Every parent wants the very best for their child, from the best lifestyle to the best infrastructure to Ivy League schools, nothing short of the absolute best.

But the "best" costs money and an Ivy League education costs the moon.

A survey by HSBC titled, "The value of education: price of success", revealed some scary and startling facts about the preparedness of the average Indian parent. For instance, did you know that...

  • 49% of parents have taken a second job to fund their child's higher education; or
  • 60% of parents have foregone annual vacations; or
  • 35% of the parents are concerned that there is a high probability that they will not be able to fund their child's higher education.

These statistics, scary as they may seem, are unfortunately a sad truth for a vast majority of parents. In fact, Parents are worried and rightly so, because the average household inflation in India over the last 10 years has been 6.52%, whereas the education inflation during this timeframe has been a staggering 11%.

To provide some perspective of our changing times, the table below depicts the future value of top courses at different points in time, domestically.
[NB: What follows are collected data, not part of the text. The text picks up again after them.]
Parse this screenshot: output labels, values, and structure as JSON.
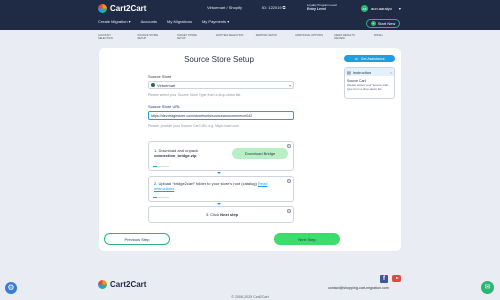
{
  "header": {
    "logo_text": "Cart2Cart",
    "nav": [
      "Create Migration",
      "Accounts",
      "My Migrations",
      "My Payments"
    ],
    "store": "Virtuemart / Shopify",
    "id_label": "ID: 122019",
    "loyalty_title": "Loyalty Program Level",
    "loyalty_level": "Entry Level",
    "user_initials": "AS",
    "user_name": "aun.aaralyo",
    "start_new": "Start New"
  },
  "steps": [
    "Account Selection",
    "Source Store Setup",
    "Target Store Setup",
    "Entities Selection",
    "Mapping Setup",
    "Additional Options",
    "Demo Results Review",
    "Finish"
  ],
  "main": {
    "title": "Source Store Setup",
    "source_store_label": "Source Store",
    "source_store_value": "Virtuemart",
    "source_store_hint": "Please select your Source Store Type from a drop-down list.",
    "url_label": "Source Store URL",
    "url_value": "https://dev.magestore.com/storefronts/sourcewoocommerce042",
    "url_hint": "Please, provide your Source Cart URL e.g. https://cart.com",
    "step1_text": "1. Download and unpack",
    "step1_bold": "connection_bridge.zip",
    "download_button": "Download Bridge",
    "step2_text": "2. Upload “bridge2cart” folder to your store's root (catalog)",
    "step2_link": "Read instructions",
    "step3_text": "3. Click",
    "step3_bold": "Next step",
    "prev_button": "Previous Step",
    "next_button": "Next Step",
    "bridge_progress": 0.25
  },
  "assistance": {
    "button": "Get Assistance",
    "panel_title": "Instruction",
    "source_cart": "Source Cart",
    "description": "Please select your Source Cart type from a drop-down list"
  },
  "footer": {
    "logo_text": "Cart2Cart",
    "contact": "contact@shopping-cart-migration.com",
    "copyright": "© 2008-2025 Cart2Cart"
  },
  "icons": [
    "gear-icon",
    "chat-icon",
    "facebook-icon",
    "youtube-icon",
    "info-icon"
  ]
}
Table 1: Changing time: How inflation can play a spoilsport
Course Engineering Medicine Arts MBA
Current Fees (2018) 10 lakhs 25 lakhs 2 Lakhs 20 lakhs
Future Value (after 5 years in Rs) 16.85 Lakhs 42.12 Lakhs 3.37 Lakhs 33.70 Lakhs
Future Value (after 10 years in Rs) 28.39 Lakhs 70.98 Lakhs 5.67 Lakhs 56.78 Lakhs
Future Value (after 20 years in Rs) 47.84 Lakhs 1.19 Crores 9.56 Lakhs 95.69 Lakhs
*assumed inflation rate 11%.

Just to reiterate, a medical degree costing Rs 25 Lakhs today will cost you Rs 42.12 lakhs in the next 5 years!

While the cost and demand for domestic Ivy League schools and colleges have doubled in the past decade, the cost of international education has quadrupled.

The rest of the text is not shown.